Maybe it’s time for us to radically develop our understanding of emotional needs alongside material needs. But where are the forums to do that? It can’t satisfactorily be done on-line(the emotions that flame across these spaces are often intemperate, reactive and destructive). 

At A/UK, our sense is that we can all be driven by a wide variety of passions and interests, while at the same time finding important common cause with the people who live where we live. That town, city or region you wake up in every morning is shaped, in infinitely subtle ways, by the people who share it with you. Their networks of businesses, their shops and resources, their care and security are yours too. Their environment is yours. 

And in each of these communities, there is a huge diversity of styles, capabilities and histories that might be prepared to find relationship because of their common place they find themselves in. But it won’t happen easily, without a well-thought out process, led with experience yet owned by the people themselves.

In a New Yorker article on the Swedish ‘Alternative’ Party - named The Initiative but part of the Alternativet network - the journalist noted that facilitators are the front-line activists of our time. We no longer live in an age when just speaking up is enough. Those who want to see change happen must help to give voice to others, in ways that help them find relationship between them. 

This is the difference between the breakdown of society – caused by infinite fragmentation - and the social awakening of the people. 

If skillfully done, facilitation allows emotions to be expressed in a room full of people, in ways that help them be shared and processed. Surprising connections are made between people that previously considered themselves opposed to each other because of established political or issue-based differences. 

These connections can be personal, such as a shared fear of technology, or a love of gardening. Or they can be communal, when people across a room dream of more time in their daily lives to spend freely. Or they canfind a common desire to do something about the destruction of their environment. 

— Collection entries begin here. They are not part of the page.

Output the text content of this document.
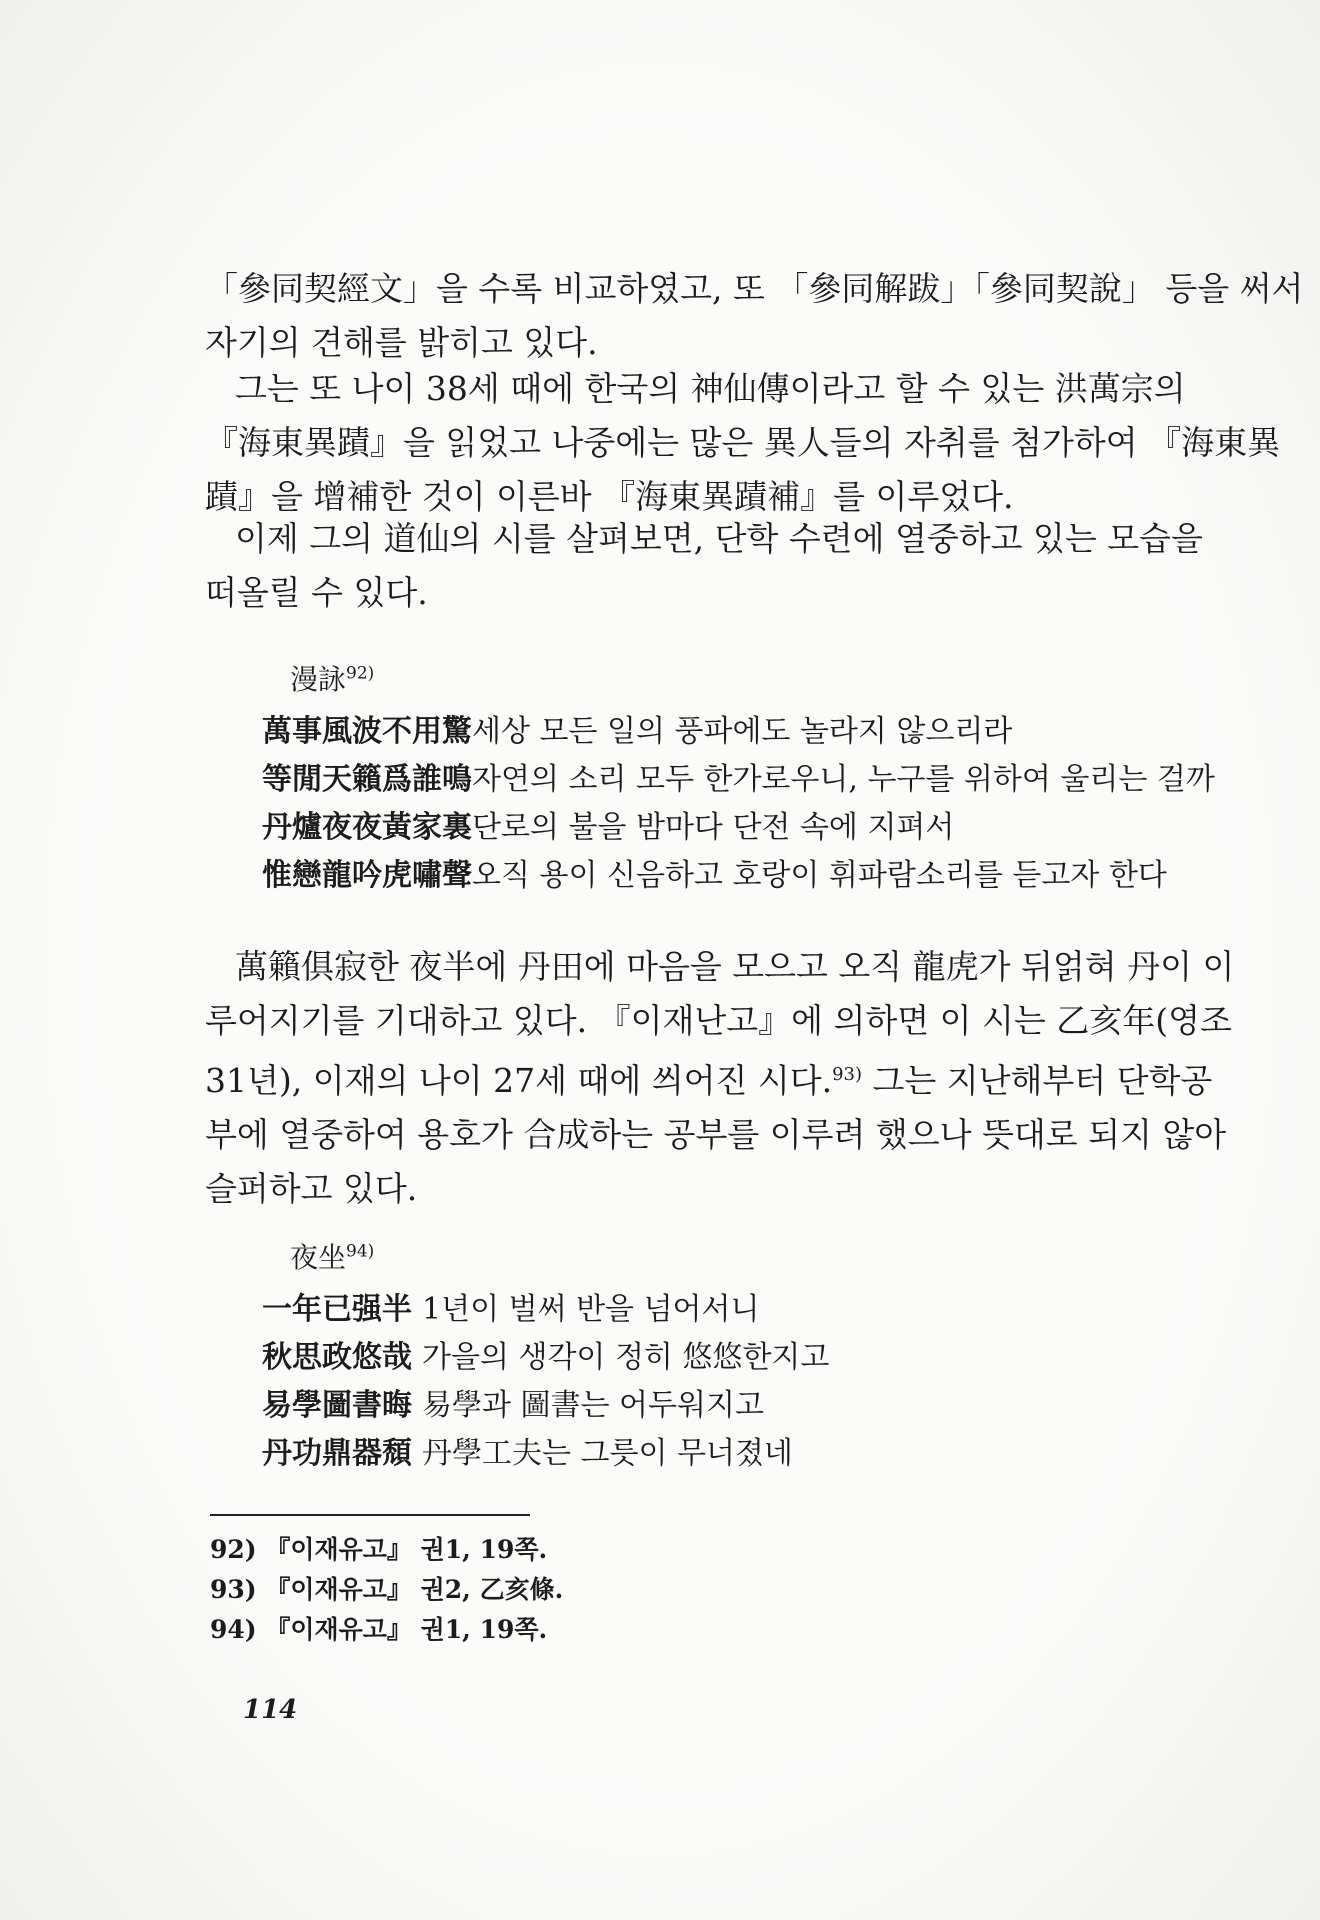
「參同契經文」을 수록 비교하였고, 또 「參同解跋」「參同契說」 등을 써서
자기의 견해를 밝히고 있다.

그는 또 나이 38세 때에 한국의 神仙傳이라고 할 수 있는 洪萬宗의
『海東異蹟』을 읽었고 나중에는 많은 異人들의 자취를 첨가하여 『海東異
蹟』을 增補한 것이 이른바 『海東異蹟補』를 이루었다.

이제 그의 道仙의 시를 살펴보면, 단학 수련에 열중하고 있는 모습을
떠올릴 수 있다.

漫詠$^{92)}$

萬事風波不用驚 세상 모든 일의 풍파에도 놀라지 않으리라
等閒天籟爲誰鳴 자연의 소리 모두 한가로우니, 누구를 위하여 울리는 걸까
丹爐夜夜黃家裏 단로의 불을 밤마다 단전 속에 지펴서
惟戀龍吟虎嘯聲 오직 용이 신음하고 호랑이 휘파람소리를 듣고자 한다

萬籟俱寂한 夜半에 丹田에 마음을 모으고 오직 龍虎가 뒤얽혀 丹이 이
루어지기를 기대하고 있다. 『이재난고』에 의하면 이 시는 乙亥年(영조
31년), 이재의 나이 27세 때에 씌어진 시다.$^{93)}$ 그는 지난해부터 단학공
부에 열중하여 용호가 合成하는 공부를 이루려 했으나 뜻대로 되지 않아
슬퍼하고 있다.

夜坐$^{94)}$

一年已强半 1년이 벌써 반을 넘어서니
秋思政悠哉 가을의 생각이 정히 悠悠한지고
易學圖書晦 易學과 圖書는 어두워지고
丹功鼎器頹 丹學工夫는 그릇이 무너졌네
92) 『이재유고』 권1, 19쪽.
93) 『이재유고』 권2, 乙亥條.
94) 『이재유고』 권1, 19쪽.
114
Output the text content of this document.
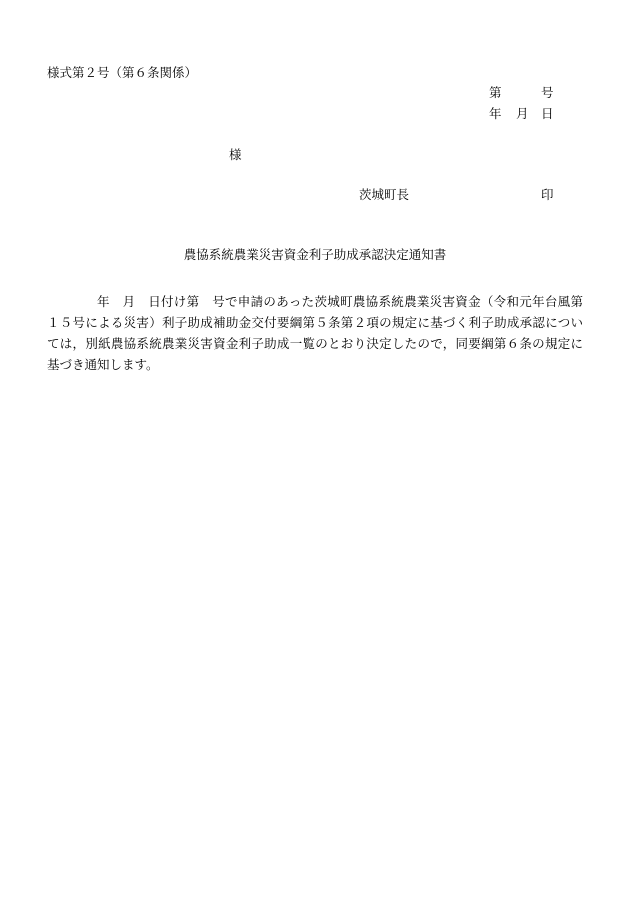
様式第２号（第６条関係）
第	号
年 月 日
様
茨城町長	印
農協系統農業災害資金利子助成承認決定通知書
年　月　日付け第　号で申請のあった茨城町農協系統農業災害資金（令和元年台風第１５号による災害）利子助成補助金交付要綱第５条第２項の規定に基づく利子助成承認については，別紙農協系統農業災害資金利子助成一覧のとおり決定したので，同要綱第６条の規定に基づき通知します。
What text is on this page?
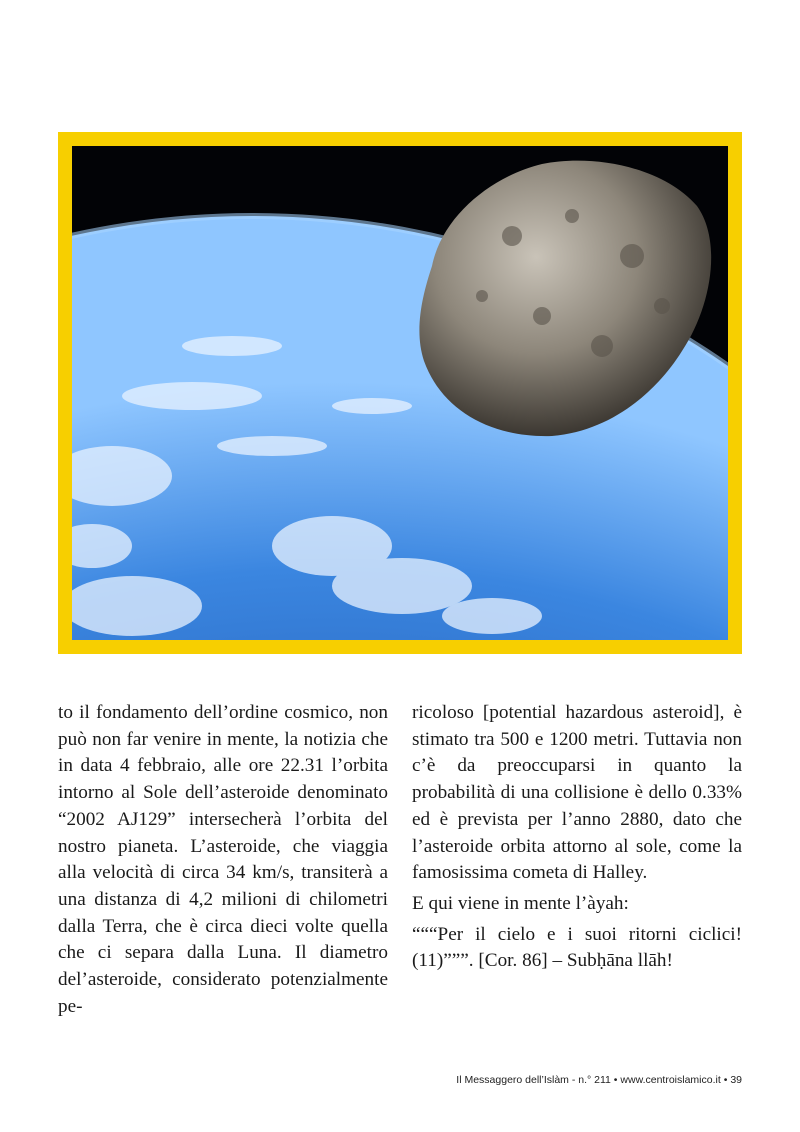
to il fondamento dell’ordine cosmico, non può non far venire in mente, la notizia che in data 4 febbraio, alle ore 22.31 l’orbita intorno al Sole dell’asteroide denominato “2002 AJ129” intersecherà l’orbita del nostro pianeta. L’asteroide, che viaggia alla velocità di circa 34 km/s, transiterà a una distanza di 4,2 milioni di chilometri dalla Terra, che è circa dieci volte quella che ci separa dalla Luna. Il diametro del’asteroide, considerato potenzialmente pe-

ricoloso [potential hazardous asteroid], è stimato tra 500 e 1200 metri. Tuttavia non c’è da preoccuparsi in quanto la probabilità di una collisione è dello 0.33% ed è prevista per l’anno 2880, dato che l’asteroide orbita attorno al sole, come la famosissima cometa di Halley.

E qui viene in mente l’àyah:

“““Per il cielo e i suoi ritorni ciclici! (11)”””. [Cor. 86] – Subḥāna llāh!

Il Messaggero dell’Islàm - n.° 211 • www.centroislamico.it • 39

When Extinction Rebellion met on Westminster Bridge last week, there was enough ‘listening’ in the space, for the activist and publisher Jamie Kelsey-Fry to initiate circles of discussion, as if it were the early stages of a People’s Assembly. While he borrowed a lot from the Occupy movement’s practices, it was noticeable how much more confident and informed these circles were than ten years ago. Development never stops when social media continues to share and inform.

When The Alternative UK is invited into a community to do a collaboratory, we are responding to the call to help create the conditions for self-organisation to happen

We look for facilitators from within the community. We design the process with a diversity of key actors – from civil society groups to positive deviants, local people taking new initiatives – and try to source food and drink from local producers. Local artists play their part in unlocking the creativity in the room. It’s always a friendly space that whoever walks into can feel energized by.  

These are spaces that distinguish themselves from gatherings where rows of chairs facing a top-table, where people have no opportunity to relate to each other but only listen to the opinions of remote experts. But we also distinguish ourselves from scheduled gatherings in pubs or open spaces, where the loudest voices can harness the emotions of the room and lead people, without pausing for engagement or deliberation. 

We design for listening, engagement and concrete actions to be agreed. It’s about stepping up to a new kind of organic citizenship, one which arises out of the yearning of people to be more in control of their lives, by coming together.

Co-creating these spaces, it is not difficult to read Stormzy’s words and identify with them. Not just with the frustration of feeling ‘slept on’ by the centres of power who have no mechanisms for listening to the people, or engaging them. But with the feeling, when people find each other, of the possibility – and the urgency - of rising up.